- As of Thursday, the stablecoin issuer’s holdings no longer include commercial paper, firm says
- Backing has reportedly shifted to more secure US Treasury Bills, short-term government-issued debt
Tether reports it has eliminated commercial paper from its stablecoin reserves, ending a years-long relationship with the investment vehicle that had partially backed its crypto.
The issuer said Thursday it has replaced the paper with US Treasury Bills — short-term government-issued debt securities — as part of ongoing efforts to increase transparency.
Tether also said the move would help shore up trust in its stablecoin (USDT) while demonstrating its commitment to backing its tokens with more secure assets.
Controversy over the use of its commercial paper, as well as the certainty of assets backing USDT, has dogged the issuer ever since its inception almost a decade ago.
As the world’s largest stablecoin by market capitalization ($68.4 billion), USDT consists of various reserve holdings that back the coin’s one-to-one US dollar-pegged value.
Those include cash and equivalents, loans, corporate bonds and digital assets, among others. A 2021 legal settlement with the New York Attorney General’s Office has required Tether to issue quarterly attestations, which are now handled by newly hired accounting firm BDO Italia, to verify its holdings.
Tether said it intends to release those attestations on a monthly basis as it moves to appease critics and bolster an air of legitimacy over its operations.
Tether transparency has been a long time coming
Since at least 2017 no one knew for certain what exactly backed USDT.
The issue repeatedly drew fire from industry participants, law enforcement agencies, government and legal professionals over the veracity of the issuer’s claims.
As part of its efforts to silence those critics, Tether has sought to reduce its dependency on commercial paper in earnest this year, trimming it from $20 billion in Q2 to $8.5 billion by Q3.
According to an attestation filed by BDO in August, Tether’s holdings include $28.85 billion in US Treasury Bills, $6.81 billion in money market funds, $5.41 billion in bank deposits, $3 billion in reverse purchase agreements and $397 million in non-US Treasury Bills.
A further $3.48 billion are in corporate bonds and precious metals, while $5.55 billion are tied up in “further investments.” Roughly $4.5 billion are also in secured loans.
With the shift from $8.4 billion in commercial paper — witnessed in August — to US Treasury Bills, Tether’s total holdings stand at roughly $66.4 billion.
Tether has never provided a detailed breakdown of its commercial paper and professional traders have struggled to find any sign of its participation in the market for such debt securities, according to Bloomberg.
In 2021 Tether agreed to pay a $41 million fine in a settlement with the CFTC for “making untrue or misleading statements and omissions” about the backing of its stablecoin tokens.
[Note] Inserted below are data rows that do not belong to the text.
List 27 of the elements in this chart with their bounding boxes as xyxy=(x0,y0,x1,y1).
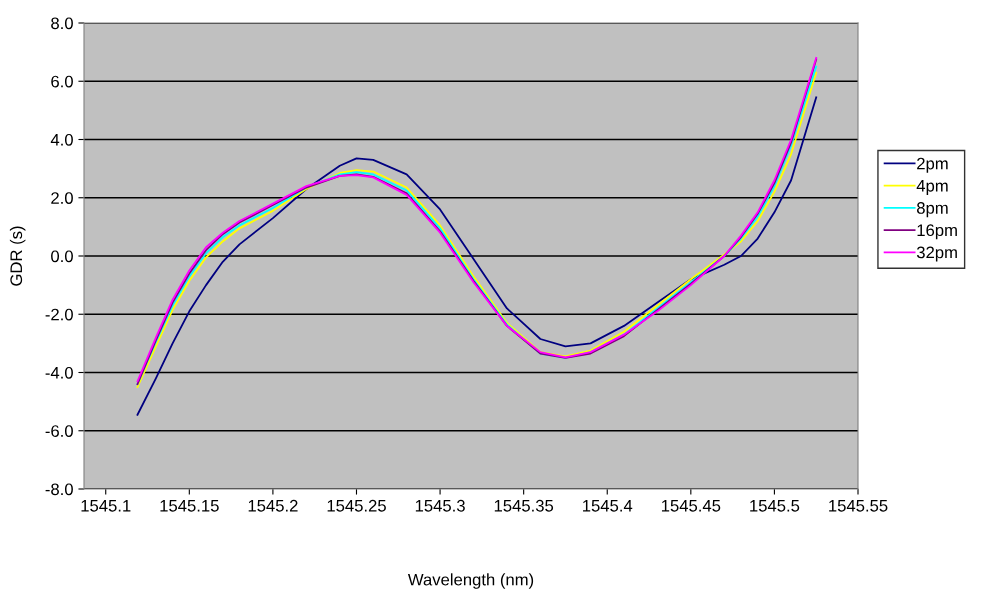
x-axis-title: Wavelength (nm) xyxy=(407,573,534,589)
x-tick-label: 1545.1 xyxy=(81,500,131,512)
y-tick-label: 8.0 xyxy=(51,17,73,30)
x-tick-label: 1545.3 xyxy=(415,499,465,512)
legend-label: 8pm xyxy=(917,202,948,218)
y-tick-label: -8.0 xyxy=(45,483,73,496)
y-tick-label: 2.0 xyxy=(51,192,73,204)
y-tick-label: -6.0 xyxy=(45,425,73,437)
y-tick-label: -2.0 xyxy=(45,308,73,321)
x-tick-label: 1545.45 xyxy=(661,500,721,512)
x-tick-label: 1545.15 xyxy=(160,500,219,512)
x-tick-label: 1545.2 xyxy=(248,499,298,512)
y-tick-label: 0.0 xyxy=(51,250,73,263)
x-tick-label: 1545.25 xyxy=(327,499,386,512)
legend-label: 32pm xyxy=(916,246,957,262)
y-tick-label: 4.0 xyxy=(50,133,73,146)
x-tick-label: 1545.5 xyxy=(750,500,800,512)
x-tick-label: 1545.35 xyxy=(494,499,554,512)
y-tick-label: -4.0 xyxy=(45,366,73,379)
legend-label: 16pm xyxy=(917,224,957,240)
legend-label: 4pm xyxy=(916,180,948,195)
y-tick-label: 6.0 xyxy=(51,75,73,88)
line-series xyxy=(136,96,818,416)
x-tick-label: 1545.55 xyxy=(829,500,888,512)
x-tick-label: 1545.4 xyxy=(583,500,633,512)
y-axis-title: GDR (s) xyxy=(9,226,26,286)
legend-label: 2pm xyxy=(917,157,948,173)
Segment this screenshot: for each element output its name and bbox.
The company Tether has also repeatedly promised a full audit of its stablecoin reserves for over five years, but failed to deliver — instead proffering attestations, which rely on information provided by its management regarding its balance sheet at a snapshot in time.
That may be changing, finally.
Last month, a US judge ordered the issuer to prove the holdings backing its stablecoin as part of a market manipulation lawsuit alleging USDT artificially inflated crypto prices from 2014 through to 2018.
Tether will now be required to produce documents to establish its USDT reserves, including account statements of banks and other institutions.
A Tether representative was not immediately available for comment at time of publication.